The only sound was the fire crackling in the air.

“But what you’re suggesting is they can tell the difference between gays and straights. That’s impossible.”

“Is it? What I’m suggesting...well...this is much more scientific, but, in a nutshell, I believe these two ladies may just have proven that homosexuality is genetic.”

“Come again?”

“Yeah, what the fuck kind of nonsense is that? Cue demanded. “This is rubbish.”

Butcher held her hand up. “Hey, I said it was a long shot, but the more I think about it, the greater the possibility this is.”

Dallas waved everyone off. “Everyone please let her finish.”

“You know, back in the eighties and nineties when they discovered how obesity and addictive behaviors, along with high intelligence and creativity, had genetic markers?”

Dallas nodded. “That’s about when everyone began examining DNA for the cause of everything.”

“Not the cause, Dallas, the construct. Once scientists discovered the exact substance holding our genetic makeup, they began DNA sequencing to be able to read that information.”

“Like the Rosetta Stone is to hieroglyphics,” Einstein added.

“Exactly. We know genes are responsible for dozens of attributes as well as hereditary conditions. For years, people have debated about the so-called gay gene, but no one has really looked for it or the marker, for obvious reasons.”

Dallas and Roper looked at each other before Roper said, “Because what will the Christian, Muslim, and Jewish religions have to say if science discovers we really are born this way?”

Butcher tossed her stick into the fire. “Exactly. They can’t hate you if you’re born that way, and apparently, they need someone to throw stones at, so no one is in a hurry to discover the truth. If someone created a virus to attack a specific genetic code and gays aren’t on that code—”

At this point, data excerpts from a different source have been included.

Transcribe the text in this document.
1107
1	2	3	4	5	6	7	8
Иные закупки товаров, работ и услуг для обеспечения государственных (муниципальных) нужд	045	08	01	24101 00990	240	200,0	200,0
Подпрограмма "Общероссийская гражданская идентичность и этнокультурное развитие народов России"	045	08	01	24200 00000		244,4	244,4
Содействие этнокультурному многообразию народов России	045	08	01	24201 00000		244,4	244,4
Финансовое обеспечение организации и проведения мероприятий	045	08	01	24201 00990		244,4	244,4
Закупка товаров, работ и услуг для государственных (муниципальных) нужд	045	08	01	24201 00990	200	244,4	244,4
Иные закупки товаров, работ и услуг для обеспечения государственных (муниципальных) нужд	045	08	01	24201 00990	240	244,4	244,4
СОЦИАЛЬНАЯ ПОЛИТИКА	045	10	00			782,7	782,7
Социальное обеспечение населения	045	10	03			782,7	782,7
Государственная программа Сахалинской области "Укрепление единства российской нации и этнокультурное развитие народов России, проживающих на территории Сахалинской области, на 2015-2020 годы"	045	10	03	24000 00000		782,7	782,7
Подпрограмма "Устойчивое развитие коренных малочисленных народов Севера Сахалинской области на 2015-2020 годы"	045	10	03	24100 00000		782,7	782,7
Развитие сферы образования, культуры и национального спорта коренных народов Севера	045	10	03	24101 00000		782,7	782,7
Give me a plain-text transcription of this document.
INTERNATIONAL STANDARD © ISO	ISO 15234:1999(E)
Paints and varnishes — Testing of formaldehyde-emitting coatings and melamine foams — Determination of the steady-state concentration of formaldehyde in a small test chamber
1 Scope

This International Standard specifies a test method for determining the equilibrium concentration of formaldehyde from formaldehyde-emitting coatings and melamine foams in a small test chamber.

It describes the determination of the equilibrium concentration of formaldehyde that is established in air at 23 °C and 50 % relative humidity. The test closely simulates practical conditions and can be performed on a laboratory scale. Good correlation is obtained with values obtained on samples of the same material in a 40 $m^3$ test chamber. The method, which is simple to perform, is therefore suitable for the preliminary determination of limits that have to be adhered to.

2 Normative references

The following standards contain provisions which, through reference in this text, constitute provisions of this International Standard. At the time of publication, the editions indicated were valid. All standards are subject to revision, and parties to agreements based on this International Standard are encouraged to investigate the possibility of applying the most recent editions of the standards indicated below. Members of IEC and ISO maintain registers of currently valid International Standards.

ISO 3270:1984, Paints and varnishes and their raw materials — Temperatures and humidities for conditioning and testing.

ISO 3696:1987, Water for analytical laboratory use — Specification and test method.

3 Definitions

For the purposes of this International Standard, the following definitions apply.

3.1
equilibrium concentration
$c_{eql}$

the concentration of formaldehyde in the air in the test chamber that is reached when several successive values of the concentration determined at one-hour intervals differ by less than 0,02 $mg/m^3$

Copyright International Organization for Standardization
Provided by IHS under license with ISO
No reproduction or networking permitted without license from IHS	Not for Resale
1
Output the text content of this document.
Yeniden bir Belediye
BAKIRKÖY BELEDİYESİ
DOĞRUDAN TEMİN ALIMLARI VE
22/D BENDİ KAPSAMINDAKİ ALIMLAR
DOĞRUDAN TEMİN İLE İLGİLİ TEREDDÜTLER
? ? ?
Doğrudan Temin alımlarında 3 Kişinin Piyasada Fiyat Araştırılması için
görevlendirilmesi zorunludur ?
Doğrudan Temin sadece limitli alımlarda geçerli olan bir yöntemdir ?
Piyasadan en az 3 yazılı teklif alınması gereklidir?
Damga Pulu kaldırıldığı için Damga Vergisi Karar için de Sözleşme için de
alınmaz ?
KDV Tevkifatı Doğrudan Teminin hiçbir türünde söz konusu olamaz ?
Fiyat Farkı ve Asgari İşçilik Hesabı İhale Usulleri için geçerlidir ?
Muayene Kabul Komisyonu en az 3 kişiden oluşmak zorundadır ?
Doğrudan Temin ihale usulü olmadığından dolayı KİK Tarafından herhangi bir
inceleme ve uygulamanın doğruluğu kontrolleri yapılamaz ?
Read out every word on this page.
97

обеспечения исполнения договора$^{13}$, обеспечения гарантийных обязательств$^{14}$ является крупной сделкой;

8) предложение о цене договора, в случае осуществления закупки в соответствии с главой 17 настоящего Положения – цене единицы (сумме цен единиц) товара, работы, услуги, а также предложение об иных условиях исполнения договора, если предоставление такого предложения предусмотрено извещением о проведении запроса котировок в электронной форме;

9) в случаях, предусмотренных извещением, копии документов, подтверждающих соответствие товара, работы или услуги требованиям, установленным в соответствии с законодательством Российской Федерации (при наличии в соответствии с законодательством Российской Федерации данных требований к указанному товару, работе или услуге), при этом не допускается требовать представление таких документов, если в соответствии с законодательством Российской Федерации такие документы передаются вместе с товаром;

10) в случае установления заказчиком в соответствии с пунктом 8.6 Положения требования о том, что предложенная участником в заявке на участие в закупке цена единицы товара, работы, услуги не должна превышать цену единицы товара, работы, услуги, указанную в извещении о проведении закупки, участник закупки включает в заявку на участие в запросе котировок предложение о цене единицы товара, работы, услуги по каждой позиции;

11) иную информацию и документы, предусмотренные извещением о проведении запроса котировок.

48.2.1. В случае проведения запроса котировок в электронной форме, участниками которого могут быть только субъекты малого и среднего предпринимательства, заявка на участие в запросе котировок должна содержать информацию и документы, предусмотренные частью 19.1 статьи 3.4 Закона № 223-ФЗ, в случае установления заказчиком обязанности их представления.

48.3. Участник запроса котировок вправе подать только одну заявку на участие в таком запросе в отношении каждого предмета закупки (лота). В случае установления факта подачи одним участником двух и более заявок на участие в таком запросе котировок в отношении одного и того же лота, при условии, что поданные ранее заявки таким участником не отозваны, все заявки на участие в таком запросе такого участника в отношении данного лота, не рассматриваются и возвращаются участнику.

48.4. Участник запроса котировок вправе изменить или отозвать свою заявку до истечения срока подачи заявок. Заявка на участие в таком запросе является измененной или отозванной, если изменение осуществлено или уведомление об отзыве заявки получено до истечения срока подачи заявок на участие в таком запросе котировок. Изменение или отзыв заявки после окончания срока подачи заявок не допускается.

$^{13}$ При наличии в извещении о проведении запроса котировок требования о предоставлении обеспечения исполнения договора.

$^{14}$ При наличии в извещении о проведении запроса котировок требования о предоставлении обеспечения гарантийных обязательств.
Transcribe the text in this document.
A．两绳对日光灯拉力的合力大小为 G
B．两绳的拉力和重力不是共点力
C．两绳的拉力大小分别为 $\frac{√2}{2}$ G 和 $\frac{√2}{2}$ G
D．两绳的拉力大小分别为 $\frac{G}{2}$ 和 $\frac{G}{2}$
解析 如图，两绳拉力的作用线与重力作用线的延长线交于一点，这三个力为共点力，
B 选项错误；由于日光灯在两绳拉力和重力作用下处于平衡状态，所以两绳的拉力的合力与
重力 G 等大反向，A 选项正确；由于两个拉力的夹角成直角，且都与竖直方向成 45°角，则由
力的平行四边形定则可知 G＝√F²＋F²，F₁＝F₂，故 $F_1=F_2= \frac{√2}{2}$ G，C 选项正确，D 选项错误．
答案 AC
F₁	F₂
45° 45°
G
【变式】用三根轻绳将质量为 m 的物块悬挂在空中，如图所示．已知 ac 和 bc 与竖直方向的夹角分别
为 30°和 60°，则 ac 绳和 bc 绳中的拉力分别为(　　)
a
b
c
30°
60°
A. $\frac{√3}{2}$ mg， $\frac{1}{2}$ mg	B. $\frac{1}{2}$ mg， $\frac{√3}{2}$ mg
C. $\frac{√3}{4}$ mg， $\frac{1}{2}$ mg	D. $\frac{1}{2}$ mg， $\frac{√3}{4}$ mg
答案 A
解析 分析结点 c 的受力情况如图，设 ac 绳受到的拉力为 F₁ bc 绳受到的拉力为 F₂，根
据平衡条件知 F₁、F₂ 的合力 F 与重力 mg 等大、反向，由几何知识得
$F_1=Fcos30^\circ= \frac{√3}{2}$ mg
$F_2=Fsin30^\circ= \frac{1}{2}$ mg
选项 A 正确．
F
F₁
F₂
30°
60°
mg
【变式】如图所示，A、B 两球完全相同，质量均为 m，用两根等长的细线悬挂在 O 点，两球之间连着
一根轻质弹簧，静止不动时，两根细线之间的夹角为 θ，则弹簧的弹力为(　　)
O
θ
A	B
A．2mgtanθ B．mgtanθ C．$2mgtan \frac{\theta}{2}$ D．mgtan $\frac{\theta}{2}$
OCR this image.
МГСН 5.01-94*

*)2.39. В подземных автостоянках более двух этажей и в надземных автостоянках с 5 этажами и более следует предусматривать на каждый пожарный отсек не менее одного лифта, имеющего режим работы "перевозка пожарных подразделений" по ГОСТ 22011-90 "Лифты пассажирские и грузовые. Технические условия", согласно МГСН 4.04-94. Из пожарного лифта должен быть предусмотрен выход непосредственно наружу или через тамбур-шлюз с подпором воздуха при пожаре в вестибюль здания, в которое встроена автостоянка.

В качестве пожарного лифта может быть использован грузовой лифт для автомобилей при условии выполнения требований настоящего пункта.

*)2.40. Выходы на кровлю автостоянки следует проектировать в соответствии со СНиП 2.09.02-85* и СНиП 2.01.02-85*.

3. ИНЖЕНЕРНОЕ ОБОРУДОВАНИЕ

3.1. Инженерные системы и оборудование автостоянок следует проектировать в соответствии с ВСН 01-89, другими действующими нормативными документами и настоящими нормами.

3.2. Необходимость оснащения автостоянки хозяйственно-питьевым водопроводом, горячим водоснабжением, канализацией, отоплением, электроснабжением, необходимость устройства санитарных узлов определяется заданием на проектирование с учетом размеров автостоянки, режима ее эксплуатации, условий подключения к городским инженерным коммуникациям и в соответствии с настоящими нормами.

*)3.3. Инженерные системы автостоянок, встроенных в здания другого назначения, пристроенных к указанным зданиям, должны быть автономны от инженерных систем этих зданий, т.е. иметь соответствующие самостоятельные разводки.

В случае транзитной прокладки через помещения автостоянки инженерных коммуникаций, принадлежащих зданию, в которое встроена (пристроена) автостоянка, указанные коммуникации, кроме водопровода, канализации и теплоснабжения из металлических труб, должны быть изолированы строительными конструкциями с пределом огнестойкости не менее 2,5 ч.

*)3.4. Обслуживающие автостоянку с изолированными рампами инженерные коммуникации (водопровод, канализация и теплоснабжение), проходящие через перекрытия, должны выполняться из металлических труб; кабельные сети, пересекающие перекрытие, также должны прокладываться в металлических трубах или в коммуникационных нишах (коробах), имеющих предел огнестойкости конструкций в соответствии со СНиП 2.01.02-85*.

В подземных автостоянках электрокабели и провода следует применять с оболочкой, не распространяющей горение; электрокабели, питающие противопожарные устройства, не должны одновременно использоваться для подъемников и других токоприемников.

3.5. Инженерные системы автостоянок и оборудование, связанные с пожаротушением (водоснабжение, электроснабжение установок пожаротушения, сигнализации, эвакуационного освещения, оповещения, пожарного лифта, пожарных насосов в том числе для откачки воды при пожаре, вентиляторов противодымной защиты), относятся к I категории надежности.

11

“No fucking way.” Cue-Ball muttered. “That’s crazy talk. It’s a god damn choice and those things...maybe they wanted more meat on their bones. Maybe it was their perfume or what they ate, but passing them because they’re homos? That’s just bullshit.”

Butcher shook her head. “Look. There’s a reason those things only eat humans. That’s fact number one. Number two, two lesbians were surrounded but not eaten or attacked. Fact number three—”

“Wait.” Roper crawled over to Safety and gently uncovered his arm, showing the bite mark. “Safety was bitten, but he said they weren’t after him. His arm got in the way.”

Cue-Ball immediately scrambled away. “What the fuck?”

“Safety was bitten, but he never turned.”

Cue-Ball did not come back. “Don’t tell me you think that football player is...gay?”

“One way to find out.”

“Wait,” Butcher said. “If they bit him and he is gay, then that shoots my theory to hell.”

Roper shook her head. “No, it doesn’t. They weren’t after him when they bit him. It was an accident.” Gently nudging Safety awake, Roper leaned over and whispered, “Sorry to wake you, big guy, but we really need to know something. It’s important.”

“Sure,” he said groggily.

“Are you gay?”

Her question was met with thick silence.

“It’s okay, pal. Me and Dallas are. We think it might be why you didn’t turn after you were bitten.”

Safety’s reply was a white-toothed grin. “And here I thought it was ‘cause I’m black.”

“Black yes, but are you gay?”

More silence, followed by a slight nod. “Guess this black cat is outta the bag. Yeah, Roper, I am.”

No one said a word.

“Thank you. Go back to sleep.”

“Everything okay?”

“Everything’s fine. Go back to sleep.”

After a few more minutes of silence, Cue-Ball grumbled. “Coincidence. Plain and simple.”

Butcher rose and stretched. “Maybe. And maybe the zombies only go after a specific genetic code. I think maybe we all ought to think about that and we can discuss it when everyone’s not so edgy.”